Calculate Brillouin diagram for a periodic potential¶
The dispersion relation links the wavelength of a particle to its frequency (or energy). This concept is particularly useful when examining the electrical properties of crystalline solid-state materials. In these materials, the periodic potential allows wave propagation for most energy levels. However, certain energy levels are prohibited, leading to energy gaps where no states are allowed states exist. These gaps are referred to as bandgaps. The arrangement of allowed and forbidden energy ranges, known as the band structure, determines wether a material behaves as an insulator), metal, or semiconductor. Consequently, the study of quantum states in periodic potentials is of great importance and has been extensively researched for many materials.
In this tutorial, we will calculate the dispersion relation for a one-dimensional potential. We begin by considering the free electron, introduce the concept of the Brillouin zone, and then explore how periodic potentials modify the energy levels and quantum states.
Before proceeding, please ensure you have read the tutorial on bloch functions, as they form the foundation for understanding this tutorial.
The free particle¶
Let's start with a simple example.

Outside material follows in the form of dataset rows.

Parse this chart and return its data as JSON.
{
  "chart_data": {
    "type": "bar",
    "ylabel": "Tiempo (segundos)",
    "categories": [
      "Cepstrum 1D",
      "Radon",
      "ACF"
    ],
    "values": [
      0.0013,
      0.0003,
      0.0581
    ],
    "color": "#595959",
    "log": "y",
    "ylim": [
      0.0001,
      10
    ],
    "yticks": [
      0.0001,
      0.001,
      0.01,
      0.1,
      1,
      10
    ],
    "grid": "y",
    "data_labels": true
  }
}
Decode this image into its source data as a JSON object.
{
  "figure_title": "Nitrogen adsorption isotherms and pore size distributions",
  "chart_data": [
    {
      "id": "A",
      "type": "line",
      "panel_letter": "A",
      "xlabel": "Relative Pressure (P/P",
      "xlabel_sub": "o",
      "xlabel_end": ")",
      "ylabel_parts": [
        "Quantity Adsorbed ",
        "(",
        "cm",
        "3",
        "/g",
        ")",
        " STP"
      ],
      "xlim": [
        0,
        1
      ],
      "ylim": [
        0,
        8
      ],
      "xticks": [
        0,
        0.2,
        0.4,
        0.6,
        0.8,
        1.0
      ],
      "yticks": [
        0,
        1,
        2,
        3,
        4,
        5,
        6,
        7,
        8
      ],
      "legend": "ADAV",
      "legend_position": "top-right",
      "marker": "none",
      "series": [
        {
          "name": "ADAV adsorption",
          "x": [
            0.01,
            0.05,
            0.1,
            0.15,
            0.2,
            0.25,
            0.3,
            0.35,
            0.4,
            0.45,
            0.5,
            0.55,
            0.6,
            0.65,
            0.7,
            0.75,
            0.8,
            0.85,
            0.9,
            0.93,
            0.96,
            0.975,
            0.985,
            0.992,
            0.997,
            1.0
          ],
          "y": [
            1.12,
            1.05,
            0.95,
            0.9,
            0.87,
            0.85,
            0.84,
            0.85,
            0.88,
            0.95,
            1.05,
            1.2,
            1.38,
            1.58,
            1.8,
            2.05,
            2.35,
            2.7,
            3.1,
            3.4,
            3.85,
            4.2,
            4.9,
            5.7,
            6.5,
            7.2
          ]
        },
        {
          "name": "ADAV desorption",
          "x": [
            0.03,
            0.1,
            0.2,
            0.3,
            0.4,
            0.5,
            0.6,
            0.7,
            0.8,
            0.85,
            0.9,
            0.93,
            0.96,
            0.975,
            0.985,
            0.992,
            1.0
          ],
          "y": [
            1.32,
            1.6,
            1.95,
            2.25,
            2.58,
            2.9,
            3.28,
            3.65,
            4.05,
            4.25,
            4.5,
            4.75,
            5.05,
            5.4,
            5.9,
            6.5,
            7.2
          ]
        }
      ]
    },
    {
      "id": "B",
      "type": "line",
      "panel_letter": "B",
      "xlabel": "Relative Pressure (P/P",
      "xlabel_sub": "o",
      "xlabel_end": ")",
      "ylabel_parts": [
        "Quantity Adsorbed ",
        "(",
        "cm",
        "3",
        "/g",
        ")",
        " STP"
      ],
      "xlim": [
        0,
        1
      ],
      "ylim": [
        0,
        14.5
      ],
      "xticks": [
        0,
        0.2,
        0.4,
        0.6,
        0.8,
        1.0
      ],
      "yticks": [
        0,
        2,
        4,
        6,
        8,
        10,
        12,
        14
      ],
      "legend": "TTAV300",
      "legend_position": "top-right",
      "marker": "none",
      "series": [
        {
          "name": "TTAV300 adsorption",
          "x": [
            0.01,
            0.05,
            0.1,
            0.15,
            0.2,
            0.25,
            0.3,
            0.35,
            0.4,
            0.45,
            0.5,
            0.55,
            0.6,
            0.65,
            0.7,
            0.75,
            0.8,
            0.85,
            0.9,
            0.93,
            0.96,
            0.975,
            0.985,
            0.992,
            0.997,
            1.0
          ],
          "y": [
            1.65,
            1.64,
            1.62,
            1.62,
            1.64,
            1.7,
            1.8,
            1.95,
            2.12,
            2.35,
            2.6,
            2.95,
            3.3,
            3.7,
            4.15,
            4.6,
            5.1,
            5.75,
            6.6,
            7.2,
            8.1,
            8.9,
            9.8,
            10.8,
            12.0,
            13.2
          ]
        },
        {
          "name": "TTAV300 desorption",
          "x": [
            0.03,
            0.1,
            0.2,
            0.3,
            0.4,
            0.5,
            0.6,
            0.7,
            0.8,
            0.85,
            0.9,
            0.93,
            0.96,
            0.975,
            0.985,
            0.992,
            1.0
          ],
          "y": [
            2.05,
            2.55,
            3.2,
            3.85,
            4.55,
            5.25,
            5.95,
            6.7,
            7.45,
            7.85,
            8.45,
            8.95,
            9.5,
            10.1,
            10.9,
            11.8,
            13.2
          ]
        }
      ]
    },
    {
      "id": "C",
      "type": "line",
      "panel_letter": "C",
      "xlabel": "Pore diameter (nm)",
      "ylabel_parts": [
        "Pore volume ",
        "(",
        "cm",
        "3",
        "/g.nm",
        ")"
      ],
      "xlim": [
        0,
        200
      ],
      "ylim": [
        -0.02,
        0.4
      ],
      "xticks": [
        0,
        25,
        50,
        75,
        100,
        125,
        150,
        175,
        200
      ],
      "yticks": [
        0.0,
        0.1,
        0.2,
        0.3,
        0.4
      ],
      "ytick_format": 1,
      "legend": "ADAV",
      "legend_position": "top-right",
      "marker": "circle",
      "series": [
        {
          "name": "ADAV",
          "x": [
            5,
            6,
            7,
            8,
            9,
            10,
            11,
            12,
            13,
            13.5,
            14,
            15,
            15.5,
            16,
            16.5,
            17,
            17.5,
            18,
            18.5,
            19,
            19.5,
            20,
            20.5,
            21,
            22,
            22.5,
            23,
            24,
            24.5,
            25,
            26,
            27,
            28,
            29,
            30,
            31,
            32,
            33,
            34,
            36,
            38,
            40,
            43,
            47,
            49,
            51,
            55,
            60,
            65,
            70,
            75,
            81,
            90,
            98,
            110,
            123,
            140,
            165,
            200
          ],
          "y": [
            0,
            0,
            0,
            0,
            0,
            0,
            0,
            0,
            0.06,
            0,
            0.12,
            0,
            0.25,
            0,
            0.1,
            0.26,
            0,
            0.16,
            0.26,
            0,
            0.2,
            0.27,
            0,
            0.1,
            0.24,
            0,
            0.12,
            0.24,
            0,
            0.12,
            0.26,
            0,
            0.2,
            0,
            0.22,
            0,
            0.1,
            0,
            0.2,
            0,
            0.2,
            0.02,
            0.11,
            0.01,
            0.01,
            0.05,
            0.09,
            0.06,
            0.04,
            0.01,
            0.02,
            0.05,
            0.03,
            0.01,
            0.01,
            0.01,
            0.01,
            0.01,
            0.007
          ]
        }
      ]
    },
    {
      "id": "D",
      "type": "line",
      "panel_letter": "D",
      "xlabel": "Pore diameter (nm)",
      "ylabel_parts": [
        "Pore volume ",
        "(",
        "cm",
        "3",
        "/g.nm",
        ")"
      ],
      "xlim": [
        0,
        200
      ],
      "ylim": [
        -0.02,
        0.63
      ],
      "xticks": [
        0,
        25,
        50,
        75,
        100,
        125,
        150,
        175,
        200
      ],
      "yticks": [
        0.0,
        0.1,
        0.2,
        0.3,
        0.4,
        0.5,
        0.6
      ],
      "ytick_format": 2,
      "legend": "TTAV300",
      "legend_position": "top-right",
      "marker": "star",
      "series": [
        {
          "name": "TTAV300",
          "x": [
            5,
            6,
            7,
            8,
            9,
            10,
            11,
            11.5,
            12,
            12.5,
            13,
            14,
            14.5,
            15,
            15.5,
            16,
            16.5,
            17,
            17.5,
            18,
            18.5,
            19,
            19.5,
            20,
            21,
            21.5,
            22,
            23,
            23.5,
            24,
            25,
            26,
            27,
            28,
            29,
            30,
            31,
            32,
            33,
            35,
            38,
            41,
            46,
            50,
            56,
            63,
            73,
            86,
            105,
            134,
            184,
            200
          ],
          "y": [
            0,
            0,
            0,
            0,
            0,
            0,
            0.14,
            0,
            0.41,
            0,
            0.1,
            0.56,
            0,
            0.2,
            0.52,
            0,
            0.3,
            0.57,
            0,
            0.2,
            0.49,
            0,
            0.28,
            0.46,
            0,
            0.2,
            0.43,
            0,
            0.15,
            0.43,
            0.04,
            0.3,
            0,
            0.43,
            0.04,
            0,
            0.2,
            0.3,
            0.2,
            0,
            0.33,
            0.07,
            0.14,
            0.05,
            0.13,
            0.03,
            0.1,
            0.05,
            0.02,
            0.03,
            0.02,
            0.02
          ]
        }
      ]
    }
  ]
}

We calculate the dispersion relation for a free electron:
import sigspace as sg
import numpy as np
La = 3 # Width of solution space
k_list = np.linspace(0, 5, 200)
E_list = np.array([])
for k in k_list:
H = sg.Hamiltonian(sdims=1)
solver = sg.Solver(H)
solver.nodes.add(sg.BlochNode(k=k))
solver.grid(0, La, 100)
sol = solver.run()
E_list = np.append(E_list, sol.energy.real)
sg.quickplot((k_list, E_list), layout={"xlabel": "Wave number [1/a0]", "ylabel": "Energy [Ha]"})